There was no MVP performance from Kobe Bryant in the first half, though he sure did make things interesting in the second.

And after the Jazz were done beating the Los Angeles Lakers 104-99 Friday night in Game 3 of their NBA Western Conference playoff semifinal series, making it 2-1 L.A. in the best-of-seven affair, there was no doubt from Deron Williams about where Utah stands now.

"We got that first one," the Jazz point guard said after scoring 18 points and dishing a game-high 12 assists — despite badly bruising his right hand and wrist in the opening half. "Now we know we can beat this team."

For that, the Jazz largely have Carlos Boozer — and some ramped-up defense on Bryant — to thank.

Boozer, much-maligned prior to Friday after failing to score more than 20 points in any of the Jazz's first eight games of the 2008 postseason, had a breakout game.

The starting power forward scored a team-high 27 points, pulled down a game-high 20 rebounds and ditched the anchor that weighed him down so drastically for the first two games of the series.

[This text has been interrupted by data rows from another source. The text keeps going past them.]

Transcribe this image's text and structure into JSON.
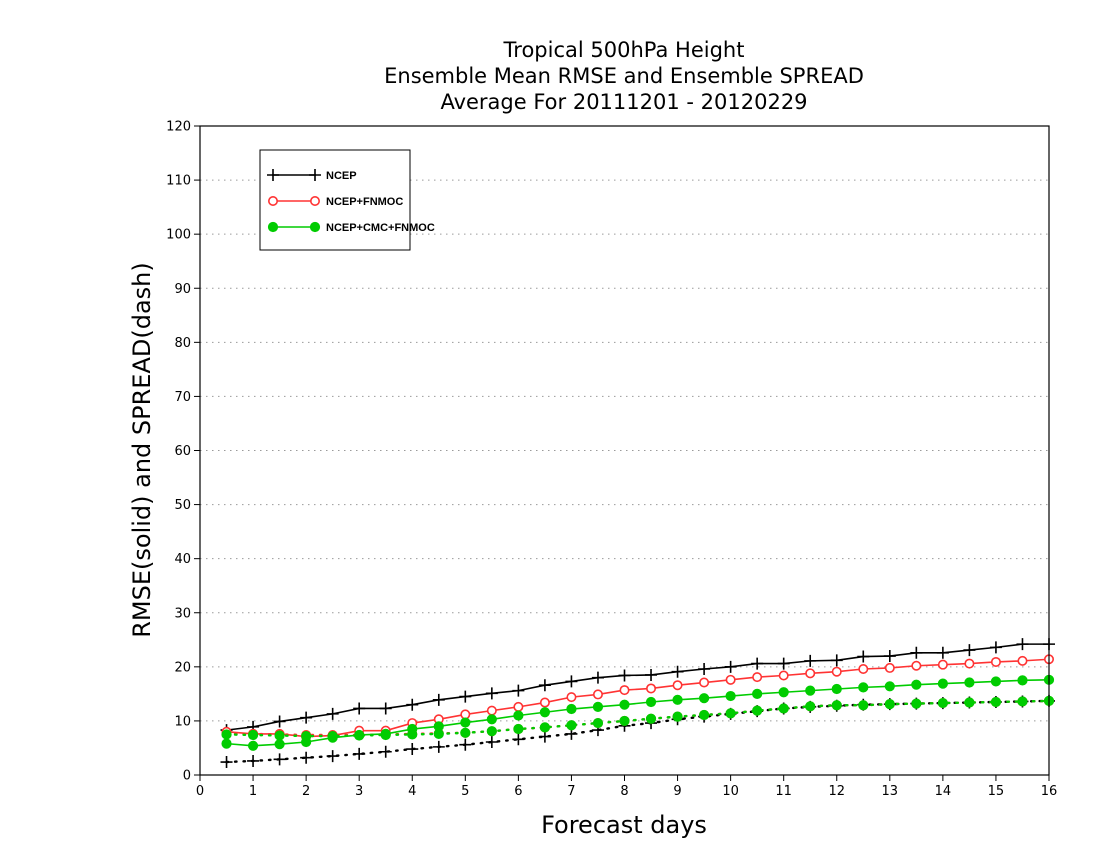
{
  "chart_data": {
    "type": "line",
    "title": [
      "Tropical 500hPa Height",
      "Ensemble Mean RMSE and Ensemble SPREAD",
      "Average For 20111201 - 20120229"
    ],
    "xlabel": "Forecast days",
    "ylabel": "RMSE(solid) and SPREAD(dash)",
    "xlim": [
      0,
      16
    ],
    "ylim": [
      0,
      120
    ],
    "xticks": [
      0,
      1,
      2,
      3,
      4,
      5,
      6,
      7,
      8,
      9,
      10,
      11,
      12,
      13,
      14,
      15,
      16
    ],
    "yticks": [
      0,
      10,
      20,
      30,
      40,
      50,
      60,
      70,
      80,
      90,
      100,
      110,
      120
    ],
    "grid": "horizontal dotted",
    "legend_position": "top-left",
    "x": [
      0.5,
      1,
      1.5,
      2,
      2.5,
      3,
      3.5,
      4,
      4.5,
      5,
      5.5,
      6,
      6.5,
      7,
      7.5,
      8,
      8.5,
      9,
      9.5,
      10,
      10.5,
      11,
      11.5,
      12,
      12.5,
      13,
      13.5,
      14,
      14.5,
      15,
      15.5,
      16
    ],
    "series": [
      {
        "name": "NCEP",
        "color": "#000000",
        "marker": "plus",
        "rmse": [
          8.3,
          8.9,
          9.9,
          10.6,
          11.3,
          12.3,
          12.3,
          13.0,
          13.9,
          14.5,
          15.1,
          15.6,
          16.6,
          17.3,
          18.0,
          18.4,
          18.5,
          19.1,
          19.6,
          20.0,
          20.6,
          20.6,
          21.1,
          21.2,
          21.9,
          22.0,
          22.6,
          22.6,
          23.1,
          23.6,
          24.2,
          24.2
        ],
        "spread": [
          2.4,
          2.6,
          2.9,
          3.2,
          3.5,
          3.9,
          4.3,
          4.8,
          5.2,
          5.6,
          6.1,
          6.6,
          7.1,
          7.6,
          8.3,
          9.1,
          9.6,
          10.3,
          10.8,
          11.3,
          11.8,
          12.3,
          12.6,
          12.8,
          13.0,
          13.1,
          13.2,
          13.3,
          13.4,
          13.5,
          13.6,
          13.7
        ]
      },
      {
        "name": "NCEP+FNMOC",
        "color": "#ff3333",
        "marker": "open-circle",
        "rmse": [
          8.0,
          7.6,
          7.6,
          7.1,
          7.3,
          8.2,
          8.2,
          9.6,
          10.3,
          11.2,
          11.9,
          12.6,
          13.4,
          14.4,
          14.9,
          15.7,
          16.0,
          16.6,
          17.1,
          17.6,
          18.1,
          18.4,
          18.8,
          19.1,
          19.6,
          19.8,
          20.2,
          20.4,
          20.6,
          20.9,
          21.1,
          21.4
        ],
        "spread": [
          7.6,
          7.6,
          7.5,
          7.4,
          7.4,
          7.4,
          7.5,
          7.6,
          7.7,
          7.8,
          8.1,
          8.5,
          8.8,
          9.2,
          9.6,
          10.0,
          10.4,
          10.8,
          11.1,
          11.4,
          11.9,
          12.3,
          12.7,
          12.9,
          12.9,
          13.1,
          13.2,
          13.3,
          13.4,
          13.5,
          13.6,
          13.7
        ]
      },
      {
        "name": "NCEP+CMC+FNMOC",
        "color": "#00cc00",
        "marker": "filled-circle",
        "rmse": [
          5.8,
          5.4,
          5.7,
          6.1,
          6.9,
          7.4,
          7.6,
          8.5,
          9.0,
          9.7,
          10.3,
          11.0,
          11.6,
          12.2,
          12.6,
          13.0,
          13.5,
          13.9,
          14.2,
          14.6,
          15.0,
          15.3,
          15.6,
          15.9,
          16.2,
          16.4,
          16.7,
          16.9,
          17.1,
          17.3,
          17.5,
          17.6
        ],
        "spread": [
          7.5,
          7.4,
          7.3,
          7.2,
          7.2,
          7.3,
          7.4,
          7.5,
          7.6,
          7.8,
          8.1,
          8.5,
          8.8,
          9.2,
          9.6,
          10.0,
          10.4,
          10.8,
          11.1,
          11.4,
          11.9,
          12.3,
          12.7,
          12.9,
          12.9,
          13.1,
          13.2,
          13.3,
          13.4,
          13.5,
          13.6,
          13.7
        ]
      }
    ]
  }
}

"You know, anytime you get in foul trouble, especially six minutes into a game — it's tough to get your confidence back," Williams said. "You're over there thinking about why you're not in, and what you could have done better. You have to sit there for the whole half, and then try to come back and try to get your game started in the second half.

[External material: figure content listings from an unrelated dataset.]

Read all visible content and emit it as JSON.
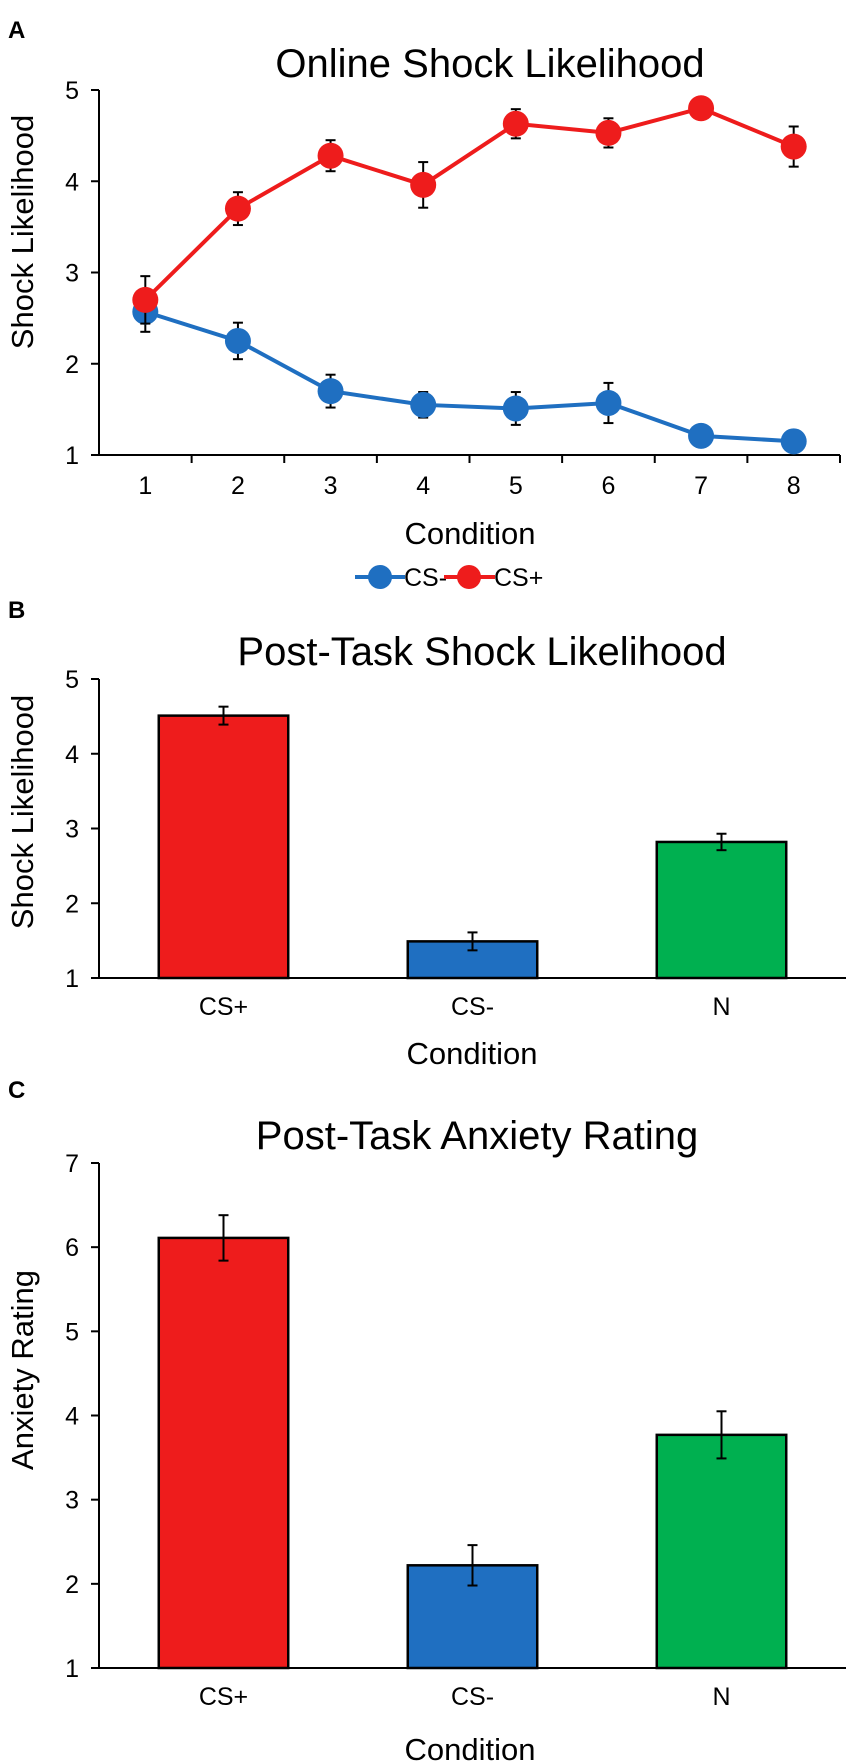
{
  "chart_data": [
    {
      "panel": "A",
      "type": "line",
      "title": "Online Shock Likelihood",
      "xlabel": "Condition",
      "ylabel": "Shock Likelihood",
      "x": [
        "1",
        "2",
        "3",
        "4",
        "5",
        "6",
        "7",
        "8"
      ],
      "ylim": [
        1,
        5
      ],
      "yticks": [
        "1",
        "2",
        "3",
        "4",
        "5"
      ],
      "grid": false,
      "legend_position": "bottom",
      "series": [
        {
          "name": "CS-",
          "color": "#1f6fc1",
          "values": [
            2.57,
            2.25,
            1.7,
            1.55,
            1.51,
            1.57,
            1.21,
            1.15
          ],
          "errors": [
            0.22,
            0.2,
            0.18,
            0.14,
            0.18,
            0.22,
            0.1,
            0.07
          ]
        },
        {
          "name": "CS+",
          "color": "#ee1c1c",
          "values": [
            2.7,
            3.7,
            4.28,
            3.96,
            4.63,
            4.53,
            4.8,
            4.38
          ],
          "errors": [
            0.26,
            0.18,
            0.17,
            0.25,
            0.16,
            0.16,
            0.09,
            0.22
          ]
        }
      ]
    },
    {
      "panel": "B",
      "type": "bar",
      "title": "Post-Task Shock Likelihood",
      "xlabel": "Condition",
      "ylabel": "Shock Likelihood",
      "categories": [
        "CS+",
        "CS-",
        "N"
      ],
      "values": [
        4.51,
        1.49,
        2.82
      ],
      "errors": [
        0.12,
        0.12,
        0.11
      ],
      "colors": [
        "#ee1c1c",
        "#1f6fc1",
        "#00b050"
      ],
      "ylim": [
        1,
        5
      ],
      "yticks": [
        "1",
        "2",
        "3",
        "4",
        "5"
      ],
      "grid": false
    },
    {
      "panel": "C",
      "type": "bar",
      "title": "Post-Task Anxiety Rating",
      "xlabel": "Condition",
      "ylabel": "Anxiety Rating",
      "categories": [
        "CS+",
        "CS-",
        "N"
      ],
      "values": [
        6.11,
        2.22,
        3.77
      ],
      "errors": [
        0.27,
        0.24,
        0.28
      ],
      "colors": [
        "#ee1c1c",
        "#1f6fc1",
        "#00b050"
      ],
      "ylim": [
        1,
        7
      ],
      "yticks": [
        "1",
        "2",
        "3",
        "4",
        "5",
        "6",
        "7"
      ],
      "grid": false
    }
  ]
}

"That's definitely tough for him to do," Williams added. "But tonight he just stayed out of foul trouble, was able to be in there, played 40 minutes, which was good for us, good for him."

Bad for the Lakers were the early struggles of Bryant, who after scoring 38 and 34 in the first two series games had just eight points and 1-of-5 field-goal shooting in the first half.

Still, he made the Jazz work — and sweat a bit — after the break, finishing 10-of-20 from the floor and with a game-high 34 points.

"He didn't have a great first half, obviously, with the numbers and everything," Jazz coach Jerry Sloan said. "But you know who he is, and know what's gonna happen the second half.

"He was tremendous in the second half by taking the game over, and pretty much almost winning the ball game by himself — because that's who he is, and that's what he's displayed in his career," Sloan added of Bryant, who was crowned NBA MVP earlier in the week. "But fortunately we tried to play him. We made some mistakes, but at least we kept playing hard. When we made mistakes before, we kind of felt sorry for ourselves and had a little bit of a letdown."

Not this time.

Bryant scored 10 straight Lakers point during one stretch in the third quarter.

But the Jazz responded with 12 of their own during that same span, and Utah — which was up 52-43 at the break — took a 79-72 advantage into the fourth quarter.

The Lakers continued to whittle away at that lead, and Bryant came up with the play of the game in that final period.

Caught in a trap, he threw a pass off the backboard to himself and dunked it home to make it 92-86 Jazz.

"It was unbelievable," Williams said of the amazing play. "I think I looked at Jarron Collins (who was sitting on the bench) and was like, 'Wow.' And I was in the game. Sometimes you've just got give respect when respect's due. I think he meant to do it. I know he meant to do it."

And after Lakers guard Derek Fisher missed the first but hit the second of two free throws, it was down to three at 95-92.

Boozer, however, bailed out the Jazz coming out of a timeout.

He went on a personal 6-0 run, scoring inside, shooting an 11-footer over Lamar Odom with one second left on the shot clock and knocking down a 15-footer to make it 101-92 with one minute and 57 seconds to go.

"We expected that," Bryant said of Boozer's much-anticipated performance. "We expected him to come out and have a monster game."

He did, and that combined with a botched Laker jump-ball play with Utah up by four and 41.9 seconds remaining — Luke Walton got the ball off the tip as planned, but fumbled it away — sent the Jazz into Sunday's Game 3 at EnergySolutions Arena with newfound confidence.

"We felt all along we could beat this team," Williams said, "but now we know."